3. The fuel injection valve ( 1 ) according to claim 1, in which the throttle conduit segment ( 5 ) is embodied in a transition region ( 6 ) with a cross-sectional enlargement in rounded fashion as viewed in a direction toward the control chamber.

4. The fuel injection valve ( 1 ) according to claim 2, in which the throttle conduit segment ( 5 ) is embodied in a transition region ( 6 ) with a cross-sectional enlargement in rounded fashion as viewed in a direction toward the control chamber.

5. The fuel injection valve ( 1 ) according to claim 1, in which the throttle ( 4 ) has a first throttle conduit ( 8 ), which is closable by means of a closing element ( 9 ) of the magnet valve ( 2 ), and a second throttle conduit ( 10 ), which discharges into the control chamber ( 3 ), and the throttle conduit segment ( 5 ) is disposed between the first throttle conduit ( 8 ) and the second throttle conduit ( 10 ) in an approximately axial direction to one another.

6. The fuel injection valve ( 1 ) according to claim 2, in which the throttle ( 4 ) has a first throttle conduit ( 8 ), which is closable by means of a closing element ( 9 ) of the magnet valve ( 2 ), and a second throttle conduit ( 10 ), which discharges into the control chamber ( 3 ), and the throttle conduit segment ( 5 ) is disposed between the first throttle conduit ( 8 ) and the second throttle conduit ( 10 ) in an approximately axial direction to one another.

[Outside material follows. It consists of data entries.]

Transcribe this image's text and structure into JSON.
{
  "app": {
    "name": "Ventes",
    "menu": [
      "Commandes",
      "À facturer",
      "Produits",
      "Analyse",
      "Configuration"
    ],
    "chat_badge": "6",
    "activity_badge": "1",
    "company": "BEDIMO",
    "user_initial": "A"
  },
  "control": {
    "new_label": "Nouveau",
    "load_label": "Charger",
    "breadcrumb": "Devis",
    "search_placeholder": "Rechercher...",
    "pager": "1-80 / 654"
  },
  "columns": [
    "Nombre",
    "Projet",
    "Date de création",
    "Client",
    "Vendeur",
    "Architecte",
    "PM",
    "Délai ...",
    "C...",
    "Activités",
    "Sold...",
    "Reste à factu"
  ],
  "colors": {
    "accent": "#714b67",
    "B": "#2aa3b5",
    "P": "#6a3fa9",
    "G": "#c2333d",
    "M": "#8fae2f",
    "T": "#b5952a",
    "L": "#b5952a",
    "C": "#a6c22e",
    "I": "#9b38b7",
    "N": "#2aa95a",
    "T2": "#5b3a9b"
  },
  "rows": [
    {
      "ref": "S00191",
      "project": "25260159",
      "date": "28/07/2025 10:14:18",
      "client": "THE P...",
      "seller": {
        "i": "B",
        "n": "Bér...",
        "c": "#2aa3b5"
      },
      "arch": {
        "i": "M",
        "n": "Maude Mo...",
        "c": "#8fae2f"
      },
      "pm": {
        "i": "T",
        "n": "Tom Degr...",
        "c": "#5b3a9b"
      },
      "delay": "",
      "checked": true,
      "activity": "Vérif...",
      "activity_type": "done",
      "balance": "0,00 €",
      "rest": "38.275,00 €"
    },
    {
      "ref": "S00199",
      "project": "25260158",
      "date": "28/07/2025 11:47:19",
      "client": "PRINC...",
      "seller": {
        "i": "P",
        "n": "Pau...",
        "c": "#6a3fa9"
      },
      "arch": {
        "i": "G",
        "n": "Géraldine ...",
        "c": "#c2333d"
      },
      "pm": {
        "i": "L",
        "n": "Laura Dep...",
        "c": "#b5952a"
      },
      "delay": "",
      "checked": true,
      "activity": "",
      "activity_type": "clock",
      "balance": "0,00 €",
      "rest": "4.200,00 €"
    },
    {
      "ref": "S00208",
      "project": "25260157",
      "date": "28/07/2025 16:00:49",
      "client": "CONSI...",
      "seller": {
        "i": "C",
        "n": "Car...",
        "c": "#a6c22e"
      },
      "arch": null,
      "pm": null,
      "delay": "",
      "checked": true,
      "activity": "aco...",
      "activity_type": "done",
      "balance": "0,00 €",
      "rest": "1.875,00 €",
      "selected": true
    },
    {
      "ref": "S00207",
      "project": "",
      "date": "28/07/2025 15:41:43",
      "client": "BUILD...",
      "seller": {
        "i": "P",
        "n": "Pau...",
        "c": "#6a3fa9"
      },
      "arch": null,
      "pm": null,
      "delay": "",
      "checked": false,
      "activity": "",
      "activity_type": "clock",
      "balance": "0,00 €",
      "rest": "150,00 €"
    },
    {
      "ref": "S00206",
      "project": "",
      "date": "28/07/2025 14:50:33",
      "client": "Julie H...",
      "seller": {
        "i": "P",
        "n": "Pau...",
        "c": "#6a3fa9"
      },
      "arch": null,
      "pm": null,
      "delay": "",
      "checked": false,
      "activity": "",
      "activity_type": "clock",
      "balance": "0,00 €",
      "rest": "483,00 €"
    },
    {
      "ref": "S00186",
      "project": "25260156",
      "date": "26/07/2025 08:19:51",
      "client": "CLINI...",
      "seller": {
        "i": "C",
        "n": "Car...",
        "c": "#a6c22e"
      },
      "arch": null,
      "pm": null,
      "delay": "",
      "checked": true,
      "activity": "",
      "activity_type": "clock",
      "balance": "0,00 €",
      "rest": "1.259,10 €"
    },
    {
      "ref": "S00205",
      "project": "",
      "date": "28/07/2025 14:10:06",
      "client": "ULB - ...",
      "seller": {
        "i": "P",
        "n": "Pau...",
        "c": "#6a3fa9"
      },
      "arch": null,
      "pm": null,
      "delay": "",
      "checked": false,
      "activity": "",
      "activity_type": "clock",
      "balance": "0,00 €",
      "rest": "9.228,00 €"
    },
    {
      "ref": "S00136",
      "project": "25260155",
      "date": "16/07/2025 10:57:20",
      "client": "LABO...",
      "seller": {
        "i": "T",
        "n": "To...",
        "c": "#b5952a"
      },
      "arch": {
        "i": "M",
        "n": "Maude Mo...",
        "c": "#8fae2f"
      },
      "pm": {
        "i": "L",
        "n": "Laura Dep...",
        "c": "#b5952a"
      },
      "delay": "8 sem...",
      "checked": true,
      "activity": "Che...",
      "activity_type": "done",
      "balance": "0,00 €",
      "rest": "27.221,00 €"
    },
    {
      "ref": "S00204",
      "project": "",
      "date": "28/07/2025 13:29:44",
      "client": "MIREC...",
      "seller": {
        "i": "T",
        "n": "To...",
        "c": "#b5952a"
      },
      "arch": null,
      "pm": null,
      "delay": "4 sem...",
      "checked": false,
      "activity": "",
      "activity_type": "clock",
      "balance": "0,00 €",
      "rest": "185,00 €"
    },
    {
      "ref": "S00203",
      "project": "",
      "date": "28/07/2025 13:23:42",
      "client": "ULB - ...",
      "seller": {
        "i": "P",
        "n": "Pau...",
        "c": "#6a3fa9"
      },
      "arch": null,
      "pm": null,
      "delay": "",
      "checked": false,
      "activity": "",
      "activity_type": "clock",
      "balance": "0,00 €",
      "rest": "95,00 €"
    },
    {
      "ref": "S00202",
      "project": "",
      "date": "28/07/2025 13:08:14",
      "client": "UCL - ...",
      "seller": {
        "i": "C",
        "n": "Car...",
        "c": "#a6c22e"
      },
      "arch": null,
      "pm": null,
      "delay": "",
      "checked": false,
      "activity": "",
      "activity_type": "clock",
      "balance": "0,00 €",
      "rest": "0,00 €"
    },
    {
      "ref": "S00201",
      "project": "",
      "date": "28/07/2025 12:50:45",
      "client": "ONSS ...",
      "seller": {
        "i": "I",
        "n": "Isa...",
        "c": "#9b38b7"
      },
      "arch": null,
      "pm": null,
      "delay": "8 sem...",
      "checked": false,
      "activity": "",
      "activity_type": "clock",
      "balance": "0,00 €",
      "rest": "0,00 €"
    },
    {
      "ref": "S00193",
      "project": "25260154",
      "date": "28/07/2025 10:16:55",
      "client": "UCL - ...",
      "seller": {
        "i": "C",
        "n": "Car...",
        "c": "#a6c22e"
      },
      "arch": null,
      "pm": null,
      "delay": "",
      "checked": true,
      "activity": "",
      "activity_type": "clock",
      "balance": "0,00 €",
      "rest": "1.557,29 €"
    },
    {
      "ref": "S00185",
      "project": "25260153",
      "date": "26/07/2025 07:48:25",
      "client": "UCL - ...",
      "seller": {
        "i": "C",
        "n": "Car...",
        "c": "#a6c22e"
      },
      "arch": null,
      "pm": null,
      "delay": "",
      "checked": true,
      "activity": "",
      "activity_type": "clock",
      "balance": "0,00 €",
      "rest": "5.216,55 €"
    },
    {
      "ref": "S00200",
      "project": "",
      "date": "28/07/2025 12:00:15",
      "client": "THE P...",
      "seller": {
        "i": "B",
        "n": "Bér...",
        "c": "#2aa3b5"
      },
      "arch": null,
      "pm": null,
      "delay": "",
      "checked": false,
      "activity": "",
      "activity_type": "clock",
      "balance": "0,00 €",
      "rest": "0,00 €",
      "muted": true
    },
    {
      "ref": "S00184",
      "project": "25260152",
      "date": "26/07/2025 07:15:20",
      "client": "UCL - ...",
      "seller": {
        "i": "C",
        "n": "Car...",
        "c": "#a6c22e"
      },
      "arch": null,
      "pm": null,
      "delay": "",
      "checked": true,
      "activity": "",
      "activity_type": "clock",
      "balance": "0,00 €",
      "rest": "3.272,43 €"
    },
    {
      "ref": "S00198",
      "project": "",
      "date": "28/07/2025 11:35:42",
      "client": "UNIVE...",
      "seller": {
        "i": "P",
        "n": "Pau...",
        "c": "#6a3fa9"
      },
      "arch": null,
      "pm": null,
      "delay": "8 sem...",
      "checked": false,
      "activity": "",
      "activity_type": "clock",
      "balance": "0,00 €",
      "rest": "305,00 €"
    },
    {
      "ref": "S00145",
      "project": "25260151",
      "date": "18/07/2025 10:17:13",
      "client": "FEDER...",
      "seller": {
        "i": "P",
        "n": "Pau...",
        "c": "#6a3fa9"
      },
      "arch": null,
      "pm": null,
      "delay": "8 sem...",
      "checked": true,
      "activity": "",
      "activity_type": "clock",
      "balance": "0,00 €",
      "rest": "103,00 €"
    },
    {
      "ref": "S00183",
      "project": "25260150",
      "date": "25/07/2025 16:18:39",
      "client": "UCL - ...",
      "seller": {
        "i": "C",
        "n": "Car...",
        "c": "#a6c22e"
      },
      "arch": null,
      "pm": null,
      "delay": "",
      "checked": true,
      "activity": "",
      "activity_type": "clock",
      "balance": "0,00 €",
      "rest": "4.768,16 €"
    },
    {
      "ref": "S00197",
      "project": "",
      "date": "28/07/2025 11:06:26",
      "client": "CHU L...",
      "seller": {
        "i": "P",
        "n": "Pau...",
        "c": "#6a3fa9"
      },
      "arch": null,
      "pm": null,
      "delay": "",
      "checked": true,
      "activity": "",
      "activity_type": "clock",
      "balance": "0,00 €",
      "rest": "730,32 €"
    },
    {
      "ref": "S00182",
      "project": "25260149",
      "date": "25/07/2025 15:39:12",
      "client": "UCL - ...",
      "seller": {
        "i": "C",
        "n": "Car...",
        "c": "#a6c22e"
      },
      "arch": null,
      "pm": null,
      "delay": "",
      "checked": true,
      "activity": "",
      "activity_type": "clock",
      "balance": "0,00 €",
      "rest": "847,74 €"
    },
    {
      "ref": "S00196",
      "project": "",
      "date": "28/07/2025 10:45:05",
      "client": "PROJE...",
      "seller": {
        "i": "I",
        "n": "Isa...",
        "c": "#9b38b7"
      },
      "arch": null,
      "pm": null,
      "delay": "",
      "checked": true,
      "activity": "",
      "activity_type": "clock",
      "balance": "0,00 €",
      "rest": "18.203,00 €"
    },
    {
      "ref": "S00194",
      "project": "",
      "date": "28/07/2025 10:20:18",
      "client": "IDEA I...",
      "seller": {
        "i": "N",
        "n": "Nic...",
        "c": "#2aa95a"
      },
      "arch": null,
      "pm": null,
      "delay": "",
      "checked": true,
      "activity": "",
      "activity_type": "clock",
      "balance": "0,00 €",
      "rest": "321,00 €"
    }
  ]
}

7. The fuel injection valve ( 1 ) according to claim 3, in which the throttle ( 4 ) has a first throttle conduit ( 8 ), which is closable by means of a closing element ( 9 ) of the magnet valve ( 2 ), and a second throttle conduit ( 10 ), which discharges into the control chamber ( 3 ), and the throttle conduit segment ( 5 ) is disposed between the first throttle conduit ( 8 ) and the second throttle conduit ( 10 ) in an approximately axial direction to one another.

8. The fuel injection valve ( 1 ) according to claim 4, in which the throttle ( 4 ) has a first throttle conduit ( 8 ), which is closable by means of a closing element ( 9 ) of the magnet valve ( 2 ), and a second throttle conduit ( 10 ), which discharges into the control chamber ( 3 ), and the throttle conduit segment ( 5 ) is disposed between the first throttle conduit ( 8 ) and the second throttle conduit ( 10 ) in an approximately axial direction to one another.

9. The fuel injection valve ( 1 ) according to claim 1, in which the throttle conduit segment ( 5 ) has an l/d ratio in a range from 1.0 to 1.5.